Moreover, Jason Hatcher had 4.5 sacks last year and will look to continue a breakout campaign this year. Hatcher is everything you want out of a pass-rusher. He has all the tools and attributes to continue to improve. 

The key here is the rotation. This is vastly improved from last season mostly because of players' dedications to improvement. Geathers and Lissemore have been ready to break out for some time now, and their growth offers the Cowboys a rotation that will always be fresh and dangerous.

 

Consistency at the Safety Position:

Safety has been a position of concern in Dallas since the retirement of Darren Woodson. Roy Williams wasn’t able to temper those concerns, neither was Ken Hamlin or even Gerald Sensabaugh for that matter.

Ronald Martinez/Getty Images

Despite the constant need, the Cowboys have ignored the position in the early round of the drafts and in free agency. Matt Johnson was added this season through the draft and is considered to be a future option at the position, maybe as early as next season. 

The Cowboys gave Gerald Sensabaugh a five-year extension this past season, but he isn’t what I’d consider an elite-caliber safety. 
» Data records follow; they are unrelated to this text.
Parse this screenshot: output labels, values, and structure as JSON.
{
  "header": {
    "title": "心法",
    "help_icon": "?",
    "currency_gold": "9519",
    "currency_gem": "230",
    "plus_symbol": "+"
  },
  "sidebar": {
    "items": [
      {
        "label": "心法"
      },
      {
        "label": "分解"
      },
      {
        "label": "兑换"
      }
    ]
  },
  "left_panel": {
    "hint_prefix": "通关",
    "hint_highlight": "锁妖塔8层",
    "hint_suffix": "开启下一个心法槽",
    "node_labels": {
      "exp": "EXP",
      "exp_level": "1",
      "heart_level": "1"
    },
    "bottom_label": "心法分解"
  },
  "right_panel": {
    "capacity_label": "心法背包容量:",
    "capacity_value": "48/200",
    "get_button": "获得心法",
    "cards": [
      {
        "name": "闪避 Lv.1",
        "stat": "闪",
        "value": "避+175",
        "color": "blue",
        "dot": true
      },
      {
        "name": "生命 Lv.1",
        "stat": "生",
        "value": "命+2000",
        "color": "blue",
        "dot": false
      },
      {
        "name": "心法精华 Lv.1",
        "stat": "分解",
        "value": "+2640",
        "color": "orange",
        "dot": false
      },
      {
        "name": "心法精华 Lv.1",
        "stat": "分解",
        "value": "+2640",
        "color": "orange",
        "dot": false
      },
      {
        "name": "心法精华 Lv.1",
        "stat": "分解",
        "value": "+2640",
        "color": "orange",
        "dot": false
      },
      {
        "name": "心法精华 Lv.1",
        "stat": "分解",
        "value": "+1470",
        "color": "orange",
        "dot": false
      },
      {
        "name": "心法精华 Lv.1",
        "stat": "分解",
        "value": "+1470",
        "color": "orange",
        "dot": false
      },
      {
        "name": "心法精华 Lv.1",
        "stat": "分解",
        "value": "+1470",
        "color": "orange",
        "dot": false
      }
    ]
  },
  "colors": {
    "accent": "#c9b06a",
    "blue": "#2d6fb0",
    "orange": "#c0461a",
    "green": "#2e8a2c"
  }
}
Barry Church has emerged as a quality safety who could become much more. He has a very good balanced skill set. He is effective in the box and in coverage which is versatility the Cowboys haven’t had since Williams' first season as a Cowboy.  

With Church becoming a quality player, Sensabaugh becomes much better.  Too often, it seemed like Sensabaugh was trying to compensate for someone else’s mistakes. Now, he’s able to focus on his job and making sure he’s efficient in doing it.

I think, now that the Cowboys have two quality safeties, there will be a tremendous improvement in their play. They should be able to feed off each other and will only get better with game situations.

 

Linebacker Depth:

Last year was like watching dinosaurs playing the inside linebacker position. Keith Brooking and Bradie James weren’t exactly weapons in the middle and were often saved by the playmaking ability of Sean Lee. 

Scott Cunningham/Getty Images

That shouldn’t be the case this year.

The Cowboys signed Sean Lee’s college teammate Dan Connor and are now having their patience rewarded with young Bruce Carter. These guys are a dynamic trio who are effective in all facets of the game.

Carter is an athletic linebacker who has a unique combination of speed and strength. Though he’ll still be on a learning curve, he’s a very good player who was slowed by injury last season. If he can get it, he and Lee could be among the best linebacker tandems in the league.

Connor is a tough, aggressive run defender who has some pop in his play. He can be disruptive all over the field and plays with the same intensity as Lee. It’s his intensity that overshadows some of his flaws.  Connor is a liability in the pass game in my opinion, but he will be very effective as a rotational linebacker for the Cowboys this season.

Add to these two Lee and Orie Lemon and you start to see a very good inside linebacker corp. Lee is coming off a breakout season and appears to be the real deal in every aspect. Lemon is showing the Cowboys he’s versatile and will likely land a roster spot because of his drive and heady play.

Summary:

What I’ve learned from watching many years of the NFL is that it's not how much money you spend, it’s what you spend it on. The Cowboys were able to identify their weaknesses and spend the offseason fortifying them in some way.

Because of exceptional organizational personnel acquisitions and player dedication, the Cowboys field a dynamic defense again. They should be opportunistic and tough, and honestly, a lot of fun to watch.

Plus, you know what they say…Defense wins championships.